Troy Rosasco, a metropolitan New York disability attorney who has worked with several first responders on Zadroga Act claims, said the law is divided into two parts. $1.5 billion goes to medical centers across the country that work with affected civilians and first responders to help finance their medical and psychological care. The remaining $2.8 billion will be distributed through a victims’ compensation fund to first responders and civilians in the form of pain and suffering damages, and loss of earnings directly associated with medical ailments stemming from 9/11.
Due to the limited funding made available through the Zadroga Act as well as restrictions that allow only $875 million to be distributed over the first five years, Sheila Birnbaum, special master of the Zadroga Act 9/11 Victim Compensation Fund, has already said she will have to reduce initial awards. Rosasco even speculated that claimants might only be able to receive 20 percent of their full award unless Congress provides additional Zadroga funding. Rosasco insisted there’s not enough money in the fund to fairly compensate all victims.
“Regardless of what the scientists say, we need to go back to Congress, and we need to ask them to think about heroes and to think about how many people are dying almost on a weekly basis [because] they were at the World Trade Center site,” Rosasco said. “I’m not a scientist; most of Congress is not scientists, but they know a wrong when they see it, and they know how to right a wrong.”
Like LaPenna, Ryder did not escape 9/11 unscathed. He has a below average breathing rate, suffers from severe sleep apnea that causes him to wake usually between 70 and 90 times per night, and his heart rate, at an average of 120 beats per minute, far exceeds the 80 beat-per-minute norm. That said, Ryder considers himself one of the lucky ones.
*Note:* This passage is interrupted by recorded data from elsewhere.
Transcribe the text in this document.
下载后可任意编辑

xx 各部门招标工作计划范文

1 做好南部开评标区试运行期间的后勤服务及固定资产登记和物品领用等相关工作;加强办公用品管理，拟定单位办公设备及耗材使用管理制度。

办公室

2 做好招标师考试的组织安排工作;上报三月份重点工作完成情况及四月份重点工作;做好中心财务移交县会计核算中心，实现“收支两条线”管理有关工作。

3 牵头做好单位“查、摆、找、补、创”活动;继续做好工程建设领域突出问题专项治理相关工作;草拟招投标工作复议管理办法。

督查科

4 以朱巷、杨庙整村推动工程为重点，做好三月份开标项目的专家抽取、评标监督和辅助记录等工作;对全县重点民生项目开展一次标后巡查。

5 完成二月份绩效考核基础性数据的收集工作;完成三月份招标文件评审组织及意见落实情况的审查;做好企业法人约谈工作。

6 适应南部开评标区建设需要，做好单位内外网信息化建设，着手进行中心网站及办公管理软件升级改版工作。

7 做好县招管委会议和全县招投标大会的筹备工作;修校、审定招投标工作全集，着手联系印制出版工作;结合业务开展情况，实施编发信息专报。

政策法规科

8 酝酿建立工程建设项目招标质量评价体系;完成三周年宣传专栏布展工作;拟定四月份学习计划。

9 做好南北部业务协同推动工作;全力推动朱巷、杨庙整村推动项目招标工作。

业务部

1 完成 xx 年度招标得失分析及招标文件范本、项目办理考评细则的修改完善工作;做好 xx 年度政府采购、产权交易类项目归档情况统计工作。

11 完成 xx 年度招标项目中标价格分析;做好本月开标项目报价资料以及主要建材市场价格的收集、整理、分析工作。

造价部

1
He’s seen several colleagues forced to fight cancer in the decade since.
Ryder’s work with the FealGood Foundation has led him to the homes of many first responders who encounter trouble paying for 9/11-associated medical treatment and prescriptions. In one instance, Ryder recalled traveling to the N.J. home of a first responder who couldn’t afford to stock his refrigerator because of healthcare costs. Ryder and the FealGood Foundation assisted with the man’s food costs that day. Two days later, the Foundation helped pay for the man’s funeral.
“There’s more to a first responder than just what you read on paper,” Ryder said. “There’s a human being, there’s a family, there’s a dog, there’s a home, there’s a mortgage, there’s a medical bill and there’s a doctor waiting to cut him open again.”
Since 9/11, LaPenna has also struggled to cover month-to-month rent, utilities and other expenses under the additional weight of rising health care costs. In 10 years, LaPenna, who has no health insurance, has collected a mere $1,600 in health benefits, and he receives some free medical monitoring at Mount Sinai, which receives funding from the federal government. If for nothing else, LaPenna said he would appreciate compensation, so he doesn’t have to constantly worry about covering day-to-day expenses.
“It’s not about money because you’re never going to be able to give me my health back,” LaPenna said. “$1,600 — that doesn’t pay rent or anything — and the sad part of it is I can’t earn the living that I used to earn anymore because of the sicknesses that I have.”
Although his illnesses often prevent him from working to his capability, LaPenna, an electrician now based in Middletown, N.Y., said he generally has no choice but to work almost everyday to sustain himself financially. But even given the difficulties he has endured in the past decade, asked if he ever regrets his decision to jump in his car and drive down to Lower Manhattan that day, LaPenna didn’t hesitate.
“I’d do it all over again,” he said. “I wouldn’t change a thing.”